La collaboration au service de la prochaine génération de professionnels de la santé

Pendant notre congé d'études d'octobre, un groupe d'enseignants de six départements - Technologie d’analyses biomédicales, Imagerie diagnostique, Technologie de radio-oncologie, Soins infirmiers, Techniques de physiothérapie et Services sociaux - s'est réuni pour planifier un symposium le 11 novembre, au cours duquel leurs étudiants de troisième année pourront apprendre les uns des autres, les uns avec les autres et les uns par les autres. Cette journée est le résultat d'un projet de formation interprofessionnelle de deux ans financé par l'ECQ.

"J'ai entendu parler du CCC pour la première fois lors d'une réunion du sénat le semestre dernier. Quelques minutes après la présentation de l'équipe, j'ai su que nos deux initiatives allaient pouvoir collaborer à quelque chose d'important pour les étudiants".
-Tim Miller, responsable de l'EPI

(IPE), dirigé par Tim Miller et Krista Bulow, tous deux du site Techniques de physiothérapie, et Marie-Eve Dufour des services sociaux, qui vise à créer des espaces où des interactions significatives et des relations solides peuvent se développer pour aider les professionnels de la santé en fin d'études à relever les défis du travail dans un environnement stressant et multidisciplinaire. L'objectif du groupe est de favoriser chez les étudiants en technologie de la santé une compréhension commune des concepts de soins collectifs et de compétence collective et de leur fournir les outils nécessaires pour mieux gérer les conflits sur le lieu de travail et prévenir l'épuisement professionnel.
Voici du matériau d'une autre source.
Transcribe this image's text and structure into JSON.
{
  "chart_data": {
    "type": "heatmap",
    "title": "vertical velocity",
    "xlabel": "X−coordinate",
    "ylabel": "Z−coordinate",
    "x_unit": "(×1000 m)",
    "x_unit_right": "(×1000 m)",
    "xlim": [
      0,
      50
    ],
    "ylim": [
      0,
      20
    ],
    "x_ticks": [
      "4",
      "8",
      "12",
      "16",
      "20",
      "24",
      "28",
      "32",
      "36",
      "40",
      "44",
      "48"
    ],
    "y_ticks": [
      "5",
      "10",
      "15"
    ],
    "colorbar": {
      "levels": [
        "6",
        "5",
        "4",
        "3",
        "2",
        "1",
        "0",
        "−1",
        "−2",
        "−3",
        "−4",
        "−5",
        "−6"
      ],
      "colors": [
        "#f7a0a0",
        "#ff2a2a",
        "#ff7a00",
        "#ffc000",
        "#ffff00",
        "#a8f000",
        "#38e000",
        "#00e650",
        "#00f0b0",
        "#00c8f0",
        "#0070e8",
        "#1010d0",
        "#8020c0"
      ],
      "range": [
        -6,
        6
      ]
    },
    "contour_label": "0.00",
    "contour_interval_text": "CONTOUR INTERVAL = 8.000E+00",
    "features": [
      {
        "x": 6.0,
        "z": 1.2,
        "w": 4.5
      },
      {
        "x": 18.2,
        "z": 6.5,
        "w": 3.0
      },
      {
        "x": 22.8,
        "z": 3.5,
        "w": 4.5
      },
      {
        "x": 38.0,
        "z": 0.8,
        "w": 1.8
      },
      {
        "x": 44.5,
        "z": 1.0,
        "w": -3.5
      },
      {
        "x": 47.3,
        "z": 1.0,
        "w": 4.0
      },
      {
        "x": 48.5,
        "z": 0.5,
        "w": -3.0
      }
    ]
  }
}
Les cofondateurs d'un autre projet financé par l'ECQ, le Creative Collective for Change (CC4C), se sont joints à la discussion. Il s'agit d'une initiative para-académique qui cherche à engager la communauté de Dawson dans des actions participatives qui explorent nos problèmes sociaux les plus urgents et inspirent par les possibilités d'apporter un réel changement. Les responsables des projets IPE et CC4C échangent depuis le printemps et sont de plus en plus convaincus qu'ensemble, ils seront en mesure de créer quelque chose d'impactant, voire d'inspirant, pour les étudiants.
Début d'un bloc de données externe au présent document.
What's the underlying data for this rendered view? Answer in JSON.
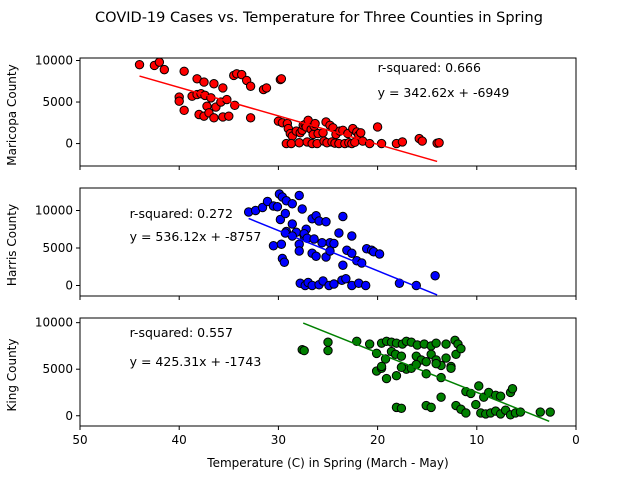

Notre journée a commencé par une lecture des étudiants en théâtre de Dawson, Corbeau Sandoval Chaidoullina, Valerie Boisvert, Audrey-Shana Ferus et Bryan Ku, qui avaient brillamment conçu une courte saynète se déroulant dans un restaurant de fast-food, destinée à engager les étudiants sur la voie de la résolution des conflits. Les quatre personnages comprenaient un propriétaire autoritaire qui faisait face à une relation brisée avec son cuisinier, un cuisinier qui s'enterrait dans son travail pour éviter d'affronter ses problèmes personnels, une employée ambitieuse qui ne se sentait pas reconnue par ses supérieurs, et un nouvel employé non préparé, livré à lui-même pour gérer l'afflux massif de clients affamés. Alors que de multiples conflits éclatent, les appels du nouvel employé à "trouver une meilleure solution" sont ignorés et une commande erronée finit par avoir des conséquences désastreuses pour un client.

Nous avons tous été captivés par le sketch et le désastre humain qui se déroulait sous nos yeux, reconnaissant immédiatement la richesse du matériel qui serait offert aux étudiants lorsqu'ils aborderaient les questions relatives aux causes des conflits - chacune facilement transposable aux environnements de soins de santé - et exploreraient la manière dont ils pourraient être résolus. Lors du symposium, ces discussions seront guidées par l'expertise de Rachel Deutsch, enseignante en services sociaux, qui explorera les différents types de conflits interpersonnels, les obstacles qui nous empêchent de bien les gérer et les stratégies de résolution de conflits efficaces. Ensuite, des équipes pluridisciplinaires d'élèves, dirigées par deux enseignants collaborant entre les disciplines, seront invitées à rédiger leur propre sketch qui résout de manière constructive l'un des nombreux conflits du sketch original. Nous espérons que les élèves seront plus conscients de la nécessité d'aborder les conflits et de collaborer pour réparer les dommages qu'ils causent.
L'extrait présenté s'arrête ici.